Lina Khan is a graduate of Williams College and Yale Law School. She is an associate professor of law at Columbia Law School, where she teaches and writes about antitrust law, infrastructure industries law, and the antimonopoly tradition.

She became a public figure during her time as a law student at Yale University when her article titled Amazon’s Antitrust Paradox was published in Yale Law Journal 2017. Her article made a significant impact in American legal and business circles and The New York Times described it as “reframing decades of monopoly law.”

In the article, Lina argued that the current American antitrust law framework, which focuses on keeping consumer prices down, cannot account for the anticompetitive effects of platform-based business models such as that of Amazon.
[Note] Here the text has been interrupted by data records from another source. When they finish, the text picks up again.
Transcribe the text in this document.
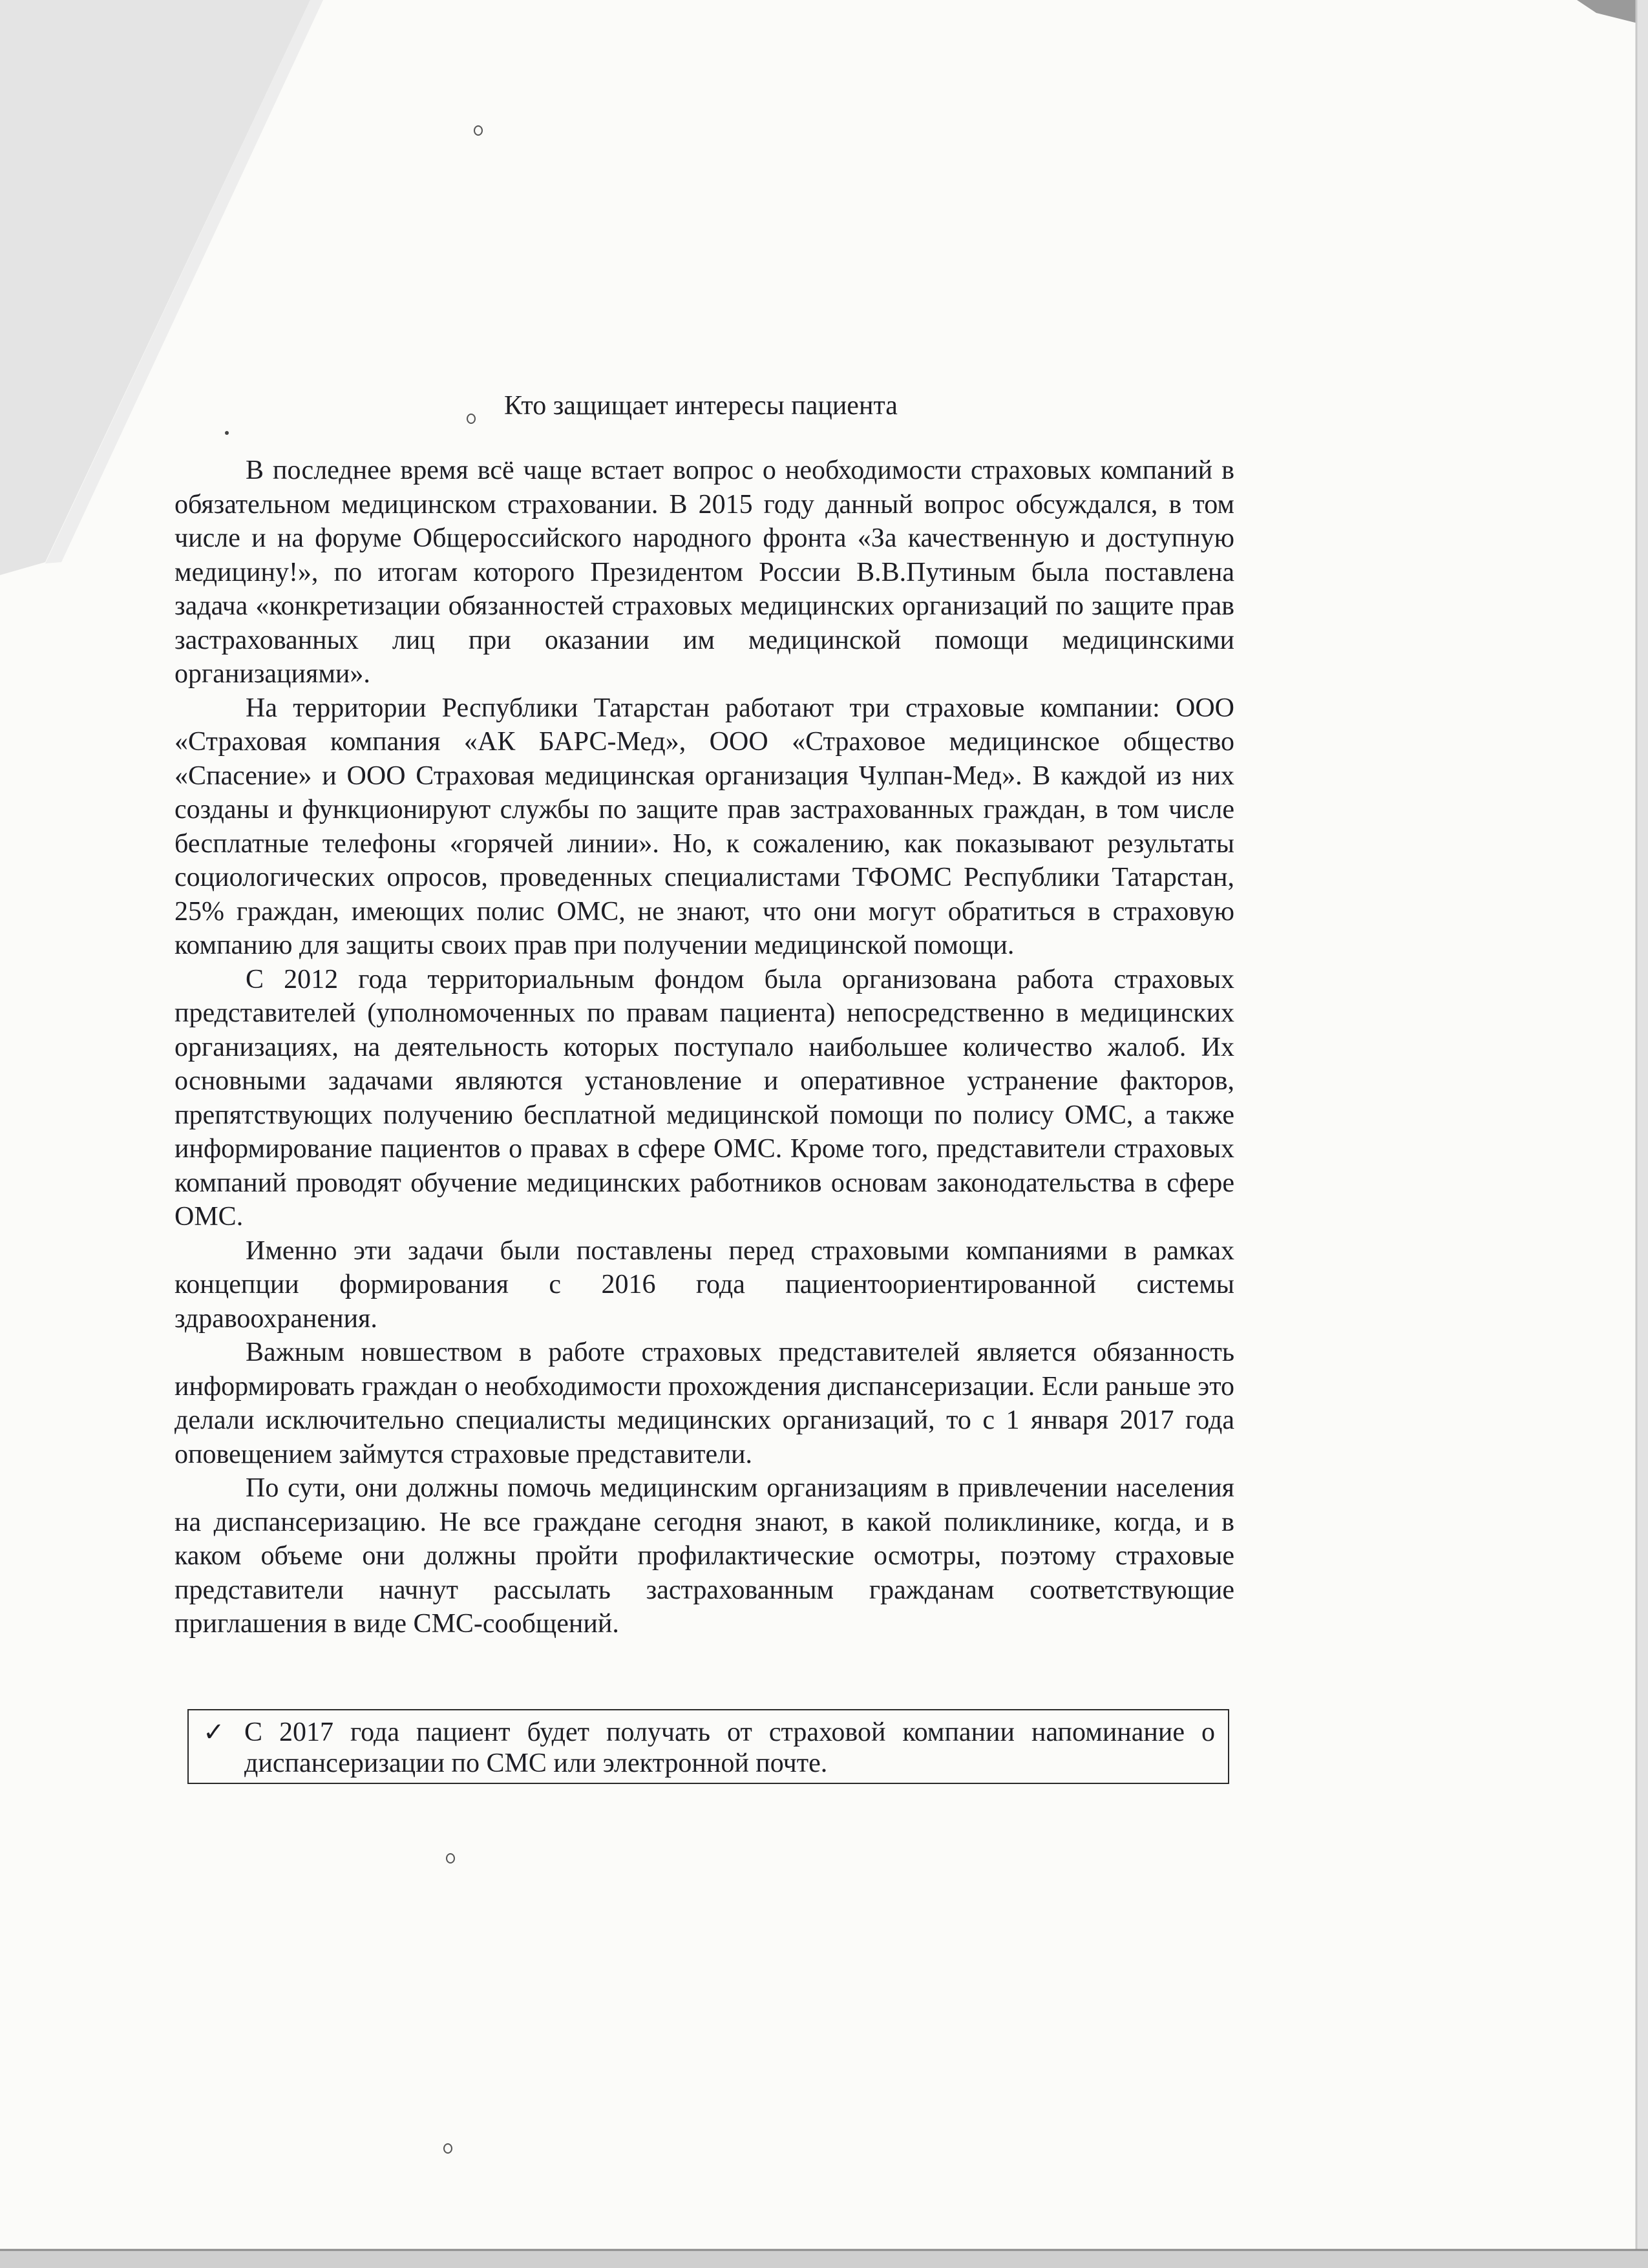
Кто защищает интересы пациента

В последнее время всё чаще встает вопрос о необходимости страховых компаний в обязательном медицинском страховании. В 2015 году данный вопрос обсуждался, в том числе и на форуме Общероссийского народного фронта «За качественную и доступную медицину!», по итогам которого Президентом России В.В.Путиным была поставлена задача «конкретизации обязанностей страховых медицинских организаций по защите прав застрахованных лиц при оказании им медицинской помощи медицинскими организациями».

На территории Республики Татарстан работают три страховые компании: ООО «Страховая компания «АК БАРС-Мед», ООО «Страховое медицинское общество «Спасение» и ООО Страховая медицинская организация Чулпан-Мед». В каждой из них созданы и функционируют службы по защите прав застрахованных граждан, в том числе бесплатные телефоны «горячей линии». Но, к сожалению, как показывают результаты социологических опросов, проведенных специалистами ТФОМС Республики Татарстан, 25% граждан, имеющих полис ОМС, не знают, что они могут обратиться в страховую компанию для защиты своих прав при получении медицинской помощи.

С 2012 года территориальным фондом была организована работа страховых представителей (уполномоченных по правам пациента) непосредственно в медицинских организациях, на деятельность которых поступало наибольшее количество жалоб. Их основными задачами являются установление и оперативное устранение факторов, препятствующих получению бесплатной медицинской помощи по полису ОМС, а также информирование пациентов о правах в сфере ОМС. Кроме того, представители страховых компаний проводят обучение медицинских работников основам законодательства в сфере ОМС.

Именно эти задачи были поставлены перед страховыми компаниями в рамках концепции формирования с 2016 года пациентоориентированной системы здравоохранения.

Важным новшеством в работе страховых представителей является обязанность информировать граждан о необходимости прохождения диспансеризации. Если раньше это делали исключительно специалисты медицинских организаций, то с 1 января 2017 года оповещением займутся страховые представители.

По сути, они должны помочь медицинским организациям в привлечении населения на диспансеризацию. Не все граждане сегодня знают, в какой поликлинике, когда, и в каком объеме они должны пройти профилактические осмотры, поэтому страховые представители начнут рассылать застрахованным гражданам соответствующие приглашения в виде СМС-сообщений.

✓ С 2017 года пациент будет получать от страховой компании напоминание о диспансеризации по СМС или электронной почте.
She proposed alternative approaches for doing so: “restoring traditional antitrust and competition policy principles or applying common carrier obligations and duties.”

Lina Khan’s antitrust article was published in The Washington Post, The Atlantic, The New York Times, The Financial Times, Harvard Law Review, Columbia Law Review, and University of Chicago Law Review.

For Amazon’s Antitrust Paradox, she won the Antitrust Writing Award for “Best Academic Unilateral Conduct Article” in 2018, the Israel H. Peres Prize by Yale Law School, and the Michael Egger Prize from the Yale Law Journal.

Previously, Lina Khan served as counsel to the US House Judiciary Committee’s Subcommittee on Antitrust, Commercial, and Administrative Law, where she helped lead the investigation into digital markets.

She was also a legal advisor in the office of former FTC Commissioner, Rohit Chopra, and legal director at the Open Markets Institute.